En un gesto de desafío final frente a sus ejecutores, Stjepan Filipović, un partisano condenado por los nazis, alzó los brazos en una última señal de resistencia antes de su ahorcamiento el 22 de mayo de 1942. La imagen de su ejecución en Valjevo, actual Serbia, perdura como un poderoso símbolo de la lucha por la libertad y el antifascismo, resonando en diversos rincones del mundo, desde Nueva York hasta Nueva Delhi. Incluso el presidente indio de aquel entonces, Nehru, no pudo evitar conmoverse, contemplo la fotografía y declaró: «Qué moral bajo una soga. Este hombre ha cruzado la línea de la muerte.»
Filipović, de origen croata, no solo dejó un legado en fotografías, sino también en la gigantesca estatua de aluminio de 16 metros de alto en Valjevo, replicando su icónica postura. Esta obra, creación del escultor Vojin Bakić, simboliza la resistencia y el heroísmo ante la opresión. Durante la era yugoslava, la imagen servía como herramienta de propaganda para fortalecer los lazos entre croatas y serbios. Sin embargo, el monumento no ha estado exentó de actos de vandalismo, incluyendo grafitis ofensivos y hasta disparos a su base.

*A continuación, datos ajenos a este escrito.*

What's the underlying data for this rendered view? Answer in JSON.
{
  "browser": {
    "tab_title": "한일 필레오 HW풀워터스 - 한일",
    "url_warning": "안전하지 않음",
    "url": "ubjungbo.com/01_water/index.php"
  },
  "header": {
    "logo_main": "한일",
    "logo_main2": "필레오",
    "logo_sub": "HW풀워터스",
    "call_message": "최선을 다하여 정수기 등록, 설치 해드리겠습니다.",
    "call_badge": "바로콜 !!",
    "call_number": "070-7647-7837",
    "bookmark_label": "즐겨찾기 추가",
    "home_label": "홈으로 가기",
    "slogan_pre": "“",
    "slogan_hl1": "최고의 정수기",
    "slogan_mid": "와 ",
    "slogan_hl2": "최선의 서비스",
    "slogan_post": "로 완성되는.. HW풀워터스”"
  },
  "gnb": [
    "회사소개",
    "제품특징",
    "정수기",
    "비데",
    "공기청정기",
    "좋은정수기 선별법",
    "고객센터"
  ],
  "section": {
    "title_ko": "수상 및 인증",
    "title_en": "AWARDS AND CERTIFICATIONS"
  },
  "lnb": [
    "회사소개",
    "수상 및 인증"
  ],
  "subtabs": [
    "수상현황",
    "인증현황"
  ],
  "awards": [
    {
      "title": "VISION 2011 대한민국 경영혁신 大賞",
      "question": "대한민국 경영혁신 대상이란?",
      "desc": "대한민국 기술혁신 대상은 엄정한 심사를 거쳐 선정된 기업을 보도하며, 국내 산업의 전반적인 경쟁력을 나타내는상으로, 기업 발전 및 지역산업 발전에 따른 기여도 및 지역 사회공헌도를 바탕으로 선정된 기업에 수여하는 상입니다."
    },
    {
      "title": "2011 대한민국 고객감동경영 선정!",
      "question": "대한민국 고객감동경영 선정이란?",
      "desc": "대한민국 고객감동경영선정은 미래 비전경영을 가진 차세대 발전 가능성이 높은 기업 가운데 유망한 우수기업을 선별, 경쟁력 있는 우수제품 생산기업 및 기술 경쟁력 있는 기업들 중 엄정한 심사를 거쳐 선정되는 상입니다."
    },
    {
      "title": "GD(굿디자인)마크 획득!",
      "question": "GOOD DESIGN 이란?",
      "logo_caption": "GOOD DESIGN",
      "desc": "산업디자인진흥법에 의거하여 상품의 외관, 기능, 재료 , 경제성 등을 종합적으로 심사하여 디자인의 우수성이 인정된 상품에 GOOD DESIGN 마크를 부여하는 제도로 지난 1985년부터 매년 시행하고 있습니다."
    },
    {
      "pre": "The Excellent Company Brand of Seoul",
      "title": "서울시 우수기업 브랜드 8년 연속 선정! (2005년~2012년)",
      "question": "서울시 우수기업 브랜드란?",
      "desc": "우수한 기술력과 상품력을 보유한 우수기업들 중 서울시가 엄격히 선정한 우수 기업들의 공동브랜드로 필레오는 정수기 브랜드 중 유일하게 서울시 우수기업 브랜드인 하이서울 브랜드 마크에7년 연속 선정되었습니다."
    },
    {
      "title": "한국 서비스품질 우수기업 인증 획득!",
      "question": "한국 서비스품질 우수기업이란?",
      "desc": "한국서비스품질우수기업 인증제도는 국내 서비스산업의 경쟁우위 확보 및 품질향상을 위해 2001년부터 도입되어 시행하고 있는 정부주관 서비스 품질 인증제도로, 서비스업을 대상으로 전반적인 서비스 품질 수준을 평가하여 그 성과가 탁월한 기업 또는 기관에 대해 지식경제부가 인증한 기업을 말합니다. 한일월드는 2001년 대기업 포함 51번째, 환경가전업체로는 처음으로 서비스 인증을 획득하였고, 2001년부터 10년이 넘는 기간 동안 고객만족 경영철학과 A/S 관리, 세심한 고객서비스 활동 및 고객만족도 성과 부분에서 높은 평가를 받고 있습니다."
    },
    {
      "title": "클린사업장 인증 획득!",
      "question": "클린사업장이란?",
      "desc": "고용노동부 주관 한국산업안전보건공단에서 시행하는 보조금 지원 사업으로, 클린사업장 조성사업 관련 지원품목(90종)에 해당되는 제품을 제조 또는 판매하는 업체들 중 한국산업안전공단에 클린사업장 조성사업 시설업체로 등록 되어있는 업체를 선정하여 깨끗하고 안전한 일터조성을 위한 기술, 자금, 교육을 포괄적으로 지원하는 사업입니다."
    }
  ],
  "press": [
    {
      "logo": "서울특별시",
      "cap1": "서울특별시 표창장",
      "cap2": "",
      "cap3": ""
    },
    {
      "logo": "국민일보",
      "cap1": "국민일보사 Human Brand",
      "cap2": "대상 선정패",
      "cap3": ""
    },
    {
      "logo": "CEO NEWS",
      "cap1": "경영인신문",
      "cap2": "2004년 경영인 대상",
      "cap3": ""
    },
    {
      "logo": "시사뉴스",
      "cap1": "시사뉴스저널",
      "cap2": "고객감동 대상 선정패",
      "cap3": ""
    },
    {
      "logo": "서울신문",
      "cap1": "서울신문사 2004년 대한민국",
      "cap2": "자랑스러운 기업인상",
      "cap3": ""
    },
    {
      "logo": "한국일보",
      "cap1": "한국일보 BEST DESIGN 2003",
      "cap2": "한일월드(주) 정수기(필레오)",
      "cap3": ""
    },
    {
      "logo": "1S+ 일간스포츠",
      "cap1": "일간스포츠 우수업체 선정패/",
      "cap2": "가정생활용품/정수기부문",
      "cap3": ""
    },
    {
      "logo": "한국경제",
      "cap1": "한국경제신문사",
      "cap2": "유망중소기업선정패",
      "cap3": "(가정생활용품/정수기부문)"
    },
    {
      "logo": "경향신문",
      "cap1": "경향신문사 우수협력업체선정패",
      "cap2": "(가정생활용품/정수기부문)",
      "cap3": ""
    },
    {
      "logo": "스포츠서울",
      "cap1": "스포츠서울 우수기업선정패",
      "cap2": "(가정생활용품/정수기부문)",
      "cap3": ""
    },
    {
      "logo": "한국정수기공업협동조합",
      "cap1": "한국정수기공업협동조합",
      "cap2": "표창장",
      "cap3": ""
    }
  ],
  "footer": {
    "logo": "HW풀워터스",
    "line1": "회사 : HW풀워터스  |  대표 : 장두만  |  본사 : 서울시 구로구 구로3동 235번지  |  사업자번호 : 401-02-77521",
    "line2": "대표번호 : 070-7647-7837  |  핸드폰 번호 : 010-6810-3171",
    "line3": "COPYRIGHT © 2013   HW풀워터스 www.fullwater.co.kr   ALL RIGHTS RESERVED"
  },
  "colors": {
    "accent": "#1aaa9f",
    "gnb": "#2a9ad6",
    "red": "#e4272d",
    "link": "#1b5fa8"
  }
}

La compleja historia post-yugoslava ha visto cómo se ha demolido, dañado o vandalizado una gran cantidad de monumentos, entre ellos el de Filipović en Opuzen, Croacia, dinamitado en el contexto de las tensiones durante el proceso de independencia. La destrucción de casi 6.000 monumentos conmemorativos muestra un esfuerzo claro por borrar las huellas de un pasado colectivo antifascista en un nuevo contexto político y nacional.
A pesar de estos esfuerzos por el olvido, la nostalgia y el interés por el legado yugoslavo persiste. Lugares como la cafetería Tito en Sarajevo aún celebran la herencia común, sugiriendo una compleja relación con el pasado yugoslavo. Los monumentos y recuerdos de esa era, a menudo abandonados o maltratados, como el memorial partisano de Mostar, enfrentan amenazas pero también un interés renovado de visitantes extranjeros y locales.
Esta tendencia se enfrenta a un presente en el que figuras y símbolos yugoslavos son marginados o reinterpretados en clave nacionalista. En Belgrado, iniciativas como la propuesta de transformar el Museo de Yugoslavia en un museo de historia serbia, mueven a la reflexión sobre la forma de proceder con el legado de un país desaparecido, una reflexión que alcanza incluso a las tumbas de personalidades destacadas que ahora parecen quedar fuera del marco de reconocimiento oficial debido a su identificación con Yugoslavia.
La contradicción entre el deseo de preservar el legado cultural yugoslavo y las dinámicas políticas actuales plantea un reto constante. Mientras algunos ven en la nostalgia yugoslava un anhelo por tiempos de amistad y unidad perdidos, otros perciben la necesidad de redefinir la identidad en el contexto de los nuevos estados balcánicos. La región sigue navegando entre la esperanza de una reconciliación futura y el peso de un pasado común que, aunque a veces incómodo, continúa siendo un referente de resistencia y solidaridad humanas.